When the wind is still, a strange and pungent odor rises over the pleasant resort city of Durban on the Indian Ocean. It comes usually from the tin-shanty slum of Cato Manor to the west, where, ever since the Union government forbade blacks to drink anything alcoholic other than the watery government beer served in municipal bars, Zulu women have been brewing a crude moonshine of their own. A high-power popskull made of methylated spirits, carbide, potato peels or just about anything else that will ferment, this local version of skokiaan (called gavine) is often the only source of income for the “Shebeen Queens” who make it. Last week, when the Durban city council started transferring the people of Cato Manor to a new apartheid village farther away from town, the police moved in to smash the stills before the women could take them along.

Obviously, reasoned the Queens, the government was really trying to eliminate competition against government beer. Determined to protect their pin money, 300 women, some with babies on their backs and all armed with sticks or pick handles, stormed the Cato Manor beer hall. They snatched glasses out of the men’s hands, smashed barrels, poured hundreds of gallons of government beer on the ground. When the police arrived, they set after the cops with sticks and stones.
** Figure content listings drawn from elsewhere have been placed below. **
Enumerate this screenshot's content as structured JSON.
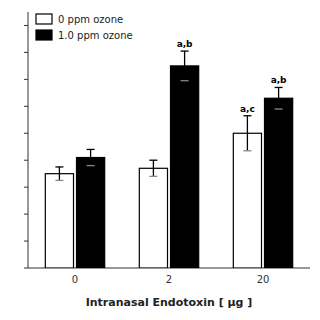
{
  "chart_data": {
    "type": "bar",
    "xlabel": "Intranasal Endotoxin [ μg ]",
    "categories": [
      "0",
      "2",
      "20"
    ],
    "series": [
      {
        "name": "0 ppm ozone",
        "color": "#ffffff",
        "values": [
          3.5,
          3.7,
          5.0
        ],
        "errors": [
          0.25,
          0.3,
          0.65
        ],
        "annotations": [
          null,
          null,
          "a,c"
        ]
      },
      {
        "name": "1.0 ppm ozone",
        "color": "#000000",
        "values": [
          4.1,
          7.5,
          6.3
        ],
        "errors": [
          0.3,
          0.55,
          0.4
        ],
        "annotations": [
          null,
          "a,b",
          "a,b"
        ]
      }
    ],
    "ylim": [
      0,
      9.5
    ],
    "yticks": [
      0,
      1,
      2,
      3,
      4,
      5,
      6,
      7,
      8,
      9
    ],
    "tick_labels": "x",
    "grid": false,
    "legend": "upper left"
  }
}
The riots quickly spread to the Asian quarter in Victoria Street. There, less than a mile from the $60 million beach front reserved for the whites, 800 women besieged another beer hall, while at Cato Manor the mob of rioters swelled to more than 3,000. When men were seen joining the women, the police decided to open up with their Sten guns. Four Africans fell dead; 24 more were injured badly enough to be taken to the hospital.
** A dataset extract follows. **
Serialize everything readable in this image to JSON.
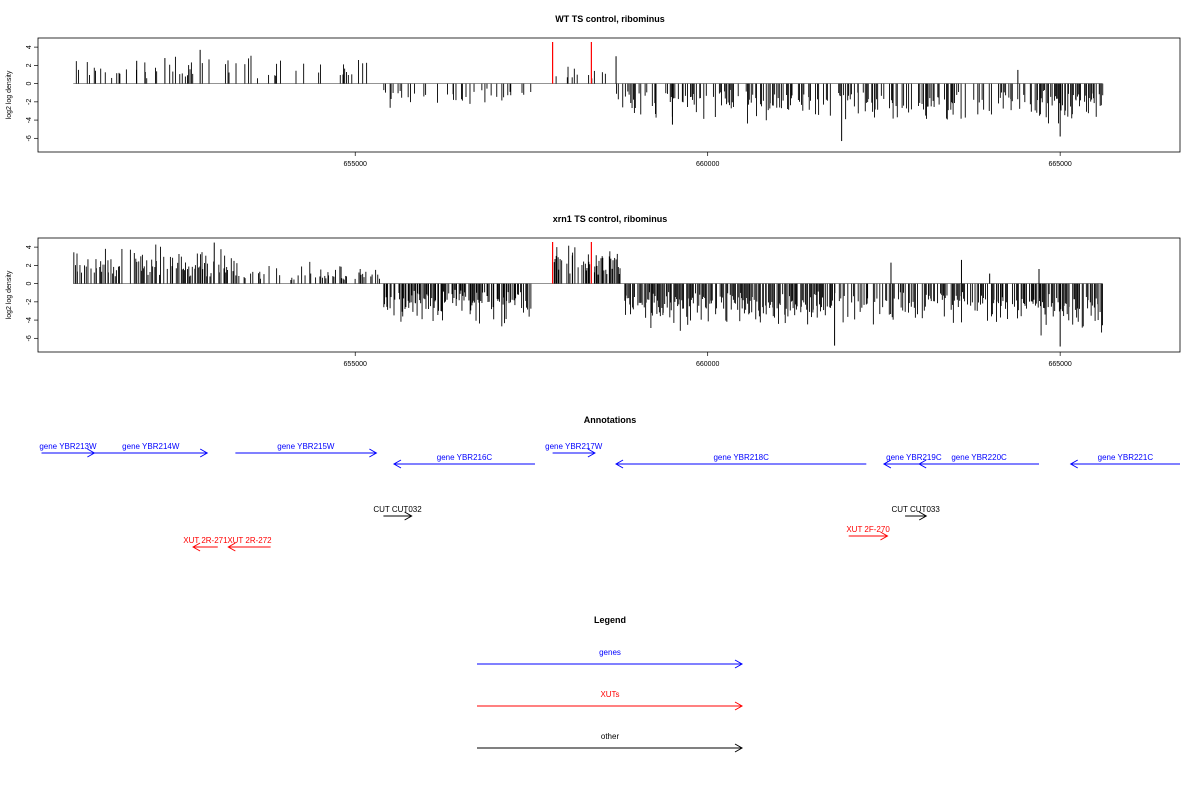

That night, flames soared above overturned buses, clinics, community centers, shops and a library. Even an African nursery school lay in ruins, identifiable the next morning only by the charred remains of a child’s kiddy car. A burning truck hurtled off a road and crushed a passer-by to death. Around one ruined clinic, sad-faced mothers squatted in bewilderment, not knowing what to do about the sick and hungry babies strapped to their backs.

After three days, the guns and fire hoses of 500 policemen finally brought peace to Durban. But just to make sure, the Union’s Minister of Justice sent around three armored cars. In Cape Town, an M.P. rose to warn the government of South Africa about the dangers of tolerating such “rabbit warrens” as Cato Manor, where “23,000 Africans live under the most sordid conditions.”